A base jurídica do pedido de
impeachment da presidente Dilma Rousseff, acatado nesta quarta-feira pelo
presidente da Câmara Eduardo Cunha, é motivo de debate entre alguns dos
juristas mais respeitados do país.
A BBC Brasil conversou com dois deles
- Dalmo Dallari e Ives Gandra Martins -, com opiniões distintas sobre o tema.
Ambos destacam, porém, o componente político do processo, já que são deputados
e senadores que definirão sobre o afastamento da presidente.
Dalmo
Dallari: 'Não há consistência jurídica'
O jurista Dalmo Dallari, um dos nomes
mais respeitados do meio jurídico brasileiro, disse à BBC Brasil estar
"surpreso" com a notícia que "acabara de receber" a
respeito da abertura do pedido de impeachment.
Dallari, que meses atrás emitiu um
parecer jurídico a pedido do advogado de defesa da presidente Dilma Rousseff
avaliando suas chances de se defender de um potencial pedido de impeachment,
diz que continua "absolutamente convencido de que não existe fundamento
legal para a propositura do impeachment" e de que o pedido "não tem a
mínima chance de levar ao impedimento da presidente".
"De fato não há consistência
jurídica. Eu examinei todas as hipóteses, todos os pareceres e argumentos do
pedido de impeachment. Estou absolutamente convencido de que não existe nada de
consistente neste pedido", afirma.
Questionado especificamente sobre as
chamadas pedaladas fiscais do governo para fechar suas contas, principal
argumento do pedido de impeachment formulado pelos juristas Hélio Bicudo e
Miguel Reale Jr e aceito nesta quarta-feira, Dallari diz não ter identificado
crime de responsabilidade fiscal.
"As pedaladas não caracterizam o
crime de responsabilidade fiscal porque não houve qualquer prejuízo para o
erário. As pedaladas configuram um artifício contábil, mas o dinheiro não sai
dos cofres públicos, então não ficam caracterizados os crimes de apropriação
indébita ou desvio de recursos", diz.
"Não há nada nas pedaladas ou no
pedido de impeachment que identifique uma responsabilidade da figura da
presidente da República", complementa o jurista.

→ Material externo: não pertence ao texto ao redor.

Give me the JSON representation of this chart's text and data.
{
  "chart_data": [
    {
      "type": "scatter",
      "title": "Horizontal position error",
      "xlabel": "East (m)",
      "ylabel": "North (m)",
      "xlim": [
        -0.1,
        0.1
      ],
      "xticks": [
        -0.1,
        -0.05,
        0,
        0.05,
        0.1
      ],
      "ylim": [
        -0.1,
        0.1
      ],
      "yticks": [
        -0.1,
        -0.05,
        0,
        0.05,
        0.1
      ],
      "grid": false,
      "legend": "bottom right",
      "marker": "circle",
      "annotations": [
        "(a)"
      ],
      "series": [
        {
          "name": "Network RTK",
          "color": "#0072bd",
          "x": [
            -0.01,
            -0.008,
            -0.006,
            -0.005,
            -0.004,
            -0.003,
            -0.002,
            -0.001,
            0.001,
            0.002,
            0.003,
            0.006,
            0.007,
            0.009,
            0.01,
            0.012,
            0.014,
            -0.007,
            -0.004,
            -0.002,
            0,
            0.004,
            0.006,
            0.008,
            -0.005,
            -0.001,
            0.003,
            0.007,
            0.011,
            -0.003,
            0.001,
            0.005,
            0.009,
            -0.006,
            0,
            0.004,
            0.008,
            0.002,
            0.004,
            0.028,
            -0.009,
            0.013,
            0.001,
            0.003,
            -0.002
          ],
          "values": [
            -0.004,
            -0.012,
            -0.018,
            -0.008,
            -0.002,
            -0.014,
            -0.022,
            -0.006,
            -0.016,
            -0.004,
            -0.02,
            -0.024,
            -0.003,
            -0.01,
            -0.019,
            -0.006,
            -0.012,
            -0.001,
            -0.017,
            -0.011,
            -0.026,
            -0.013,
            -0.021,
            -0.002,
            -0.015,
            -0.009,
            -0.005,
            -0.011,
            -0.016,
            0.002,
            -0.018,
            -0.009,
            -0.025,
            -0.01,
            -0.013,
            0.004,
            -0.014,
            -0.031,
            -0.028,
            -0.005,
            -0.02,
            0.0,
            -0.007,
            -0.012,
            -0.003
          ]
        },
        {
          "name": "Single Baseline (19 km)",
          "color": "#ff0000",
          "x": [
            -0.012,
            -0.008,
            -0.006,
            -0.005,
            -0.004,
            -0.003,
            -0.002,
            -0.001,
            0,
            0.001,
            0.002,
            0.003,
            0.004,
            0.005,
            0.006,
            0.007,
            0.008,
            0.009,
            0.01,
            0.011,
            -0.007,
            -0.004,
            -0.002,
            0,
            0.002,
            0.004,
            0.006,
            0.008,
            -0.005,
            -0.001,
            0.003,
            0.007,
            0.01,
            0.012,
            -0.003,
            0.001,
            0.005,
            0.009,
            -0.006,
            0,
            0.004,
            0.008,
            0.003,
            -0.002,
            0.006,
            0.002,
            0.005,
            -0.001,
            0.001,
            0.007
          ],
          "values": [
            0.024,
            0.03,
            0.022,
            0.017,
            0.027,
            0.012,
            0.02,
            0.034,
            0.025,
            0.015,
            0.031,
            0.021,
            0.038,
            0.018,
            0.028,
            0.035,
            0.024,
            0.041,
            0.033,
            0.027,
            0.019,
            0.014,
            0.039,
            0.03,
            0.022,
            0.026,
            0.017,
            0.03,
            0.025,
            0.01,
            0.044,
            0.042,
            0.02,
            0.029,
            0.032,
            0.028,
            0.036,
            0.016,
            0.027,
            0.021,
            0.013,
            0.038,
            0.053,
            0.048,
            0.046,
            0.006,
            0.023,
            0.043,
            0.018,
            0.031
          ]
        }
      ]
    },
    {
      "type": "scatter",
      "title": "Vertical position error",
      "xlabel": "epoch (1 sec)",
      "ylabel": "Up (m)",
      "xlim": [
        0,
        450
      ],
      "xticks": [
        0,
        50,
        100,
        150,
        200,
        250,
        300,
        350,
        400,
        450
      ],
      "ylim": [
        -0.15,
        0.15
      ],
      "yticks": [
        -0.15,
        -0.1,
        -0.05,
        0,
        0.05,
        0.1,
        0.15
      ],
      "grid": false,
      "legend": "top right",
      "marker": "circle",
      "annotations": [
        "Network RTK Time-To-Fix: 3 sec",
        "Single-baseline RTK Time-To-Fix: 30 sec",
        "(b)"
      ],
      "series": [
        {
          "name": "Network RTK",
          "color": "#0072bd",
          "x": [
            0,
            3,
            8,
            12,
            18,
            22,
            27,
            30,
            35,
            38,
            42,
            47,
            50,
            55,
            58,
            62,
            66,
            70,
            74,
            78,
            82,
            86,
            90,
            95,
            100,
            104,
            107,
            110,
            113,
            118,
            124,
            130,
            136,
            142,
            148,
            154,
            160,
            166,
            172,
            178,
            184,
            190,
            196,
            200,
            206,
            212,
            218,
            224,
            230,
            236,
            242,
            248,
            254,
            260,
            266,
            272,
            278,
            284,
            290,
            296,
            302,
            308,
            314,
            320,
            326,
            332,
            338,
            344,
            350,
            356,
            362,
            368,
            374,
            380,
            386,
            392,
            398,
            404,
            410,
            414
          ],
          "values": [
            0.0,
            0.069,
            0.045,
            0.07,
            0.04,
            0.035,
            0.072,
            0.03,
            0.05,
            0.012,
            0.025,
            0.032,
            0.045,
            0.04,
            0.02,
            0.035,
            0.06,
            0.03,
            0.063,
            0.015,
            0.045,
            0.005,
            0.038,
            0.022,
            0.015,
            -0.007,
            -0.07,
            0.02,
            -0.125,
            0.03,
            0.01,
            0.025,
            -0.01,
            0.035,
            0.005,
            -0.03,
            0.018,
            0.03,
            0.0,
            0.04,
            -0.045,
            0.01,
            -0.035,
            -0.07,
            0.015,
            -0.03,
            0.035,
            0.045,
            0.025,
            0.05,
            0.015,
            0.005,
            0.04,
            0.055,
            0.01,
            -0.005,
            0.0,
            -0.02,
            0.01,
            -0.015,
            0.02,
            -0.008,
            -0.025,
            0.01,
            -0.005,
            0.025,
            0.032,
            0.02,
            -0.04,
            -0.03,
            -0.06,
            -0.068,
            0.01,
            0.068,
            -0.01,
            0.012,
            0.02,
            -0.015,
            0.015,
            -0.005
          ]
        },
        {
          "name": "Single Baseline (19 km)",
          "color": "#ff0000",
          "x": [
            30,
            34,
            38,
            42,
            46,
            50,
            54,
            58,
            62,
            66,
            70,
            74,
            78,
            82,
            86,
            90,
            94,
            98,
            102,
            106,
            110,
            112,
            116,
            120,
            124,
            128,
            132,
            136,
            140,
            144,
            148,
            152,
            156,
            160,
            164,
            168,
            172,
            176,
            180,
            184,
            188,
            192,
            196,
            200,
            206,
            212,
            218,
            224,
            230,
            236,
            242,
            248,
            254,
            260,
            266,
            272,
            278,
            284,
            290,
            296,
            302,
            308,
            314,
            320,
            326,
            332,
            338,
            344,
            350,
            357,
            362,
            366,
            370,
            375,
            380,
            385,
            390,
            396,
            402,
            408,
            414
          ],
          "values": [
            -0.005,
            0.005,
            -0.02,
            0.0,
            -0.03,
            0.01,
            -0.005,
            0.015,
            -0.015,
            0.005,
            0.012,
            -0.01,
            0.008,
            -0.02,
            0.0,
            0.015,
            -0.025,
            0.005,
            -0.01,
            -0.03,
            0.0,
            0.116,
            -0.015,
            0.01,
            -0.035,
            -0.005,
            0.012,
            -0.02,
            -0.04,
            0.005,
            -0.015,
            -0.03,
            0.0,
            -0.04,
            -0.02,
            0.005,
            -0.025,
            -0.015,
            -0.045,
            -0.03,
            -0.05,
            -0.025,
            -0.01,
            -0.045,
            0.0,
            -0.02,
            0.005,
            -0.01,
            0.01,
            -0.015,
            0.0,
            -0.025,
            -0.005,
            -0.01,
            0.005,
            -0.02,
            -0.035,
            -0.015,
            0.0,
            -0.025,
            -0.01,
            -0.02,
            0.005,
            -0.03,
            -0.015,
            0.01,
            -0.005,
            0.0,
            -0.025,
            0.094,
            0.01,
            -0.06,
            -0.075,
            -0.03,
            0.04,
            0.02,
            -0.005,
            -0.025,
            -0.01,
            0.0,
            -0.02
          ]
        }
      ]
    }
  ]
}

Para Dallari, aceitar o pedido de
impeachment era "a única e a última carta na manga" do presidente da
Câmara dos Deputados.
"Ele está muito pressionado pelo
risco de perda de seu próprio mandato, porque há muitos elementos contra ele.
Com este artifício ele vai tentar coagir o PT e outros partidos que apoiam a
presidente para que deem apoio a ele", diz.
Ainda sobre as motivações por trás da
decisão, o advogado diz estamos vivendo "duas questões".
"Uma é a antecipação da campanha
eleitoral, e a outra é essa busca de artifícios por pessoas que praticaram a
corrupção e agora querem agir de qualquer modo", afirma.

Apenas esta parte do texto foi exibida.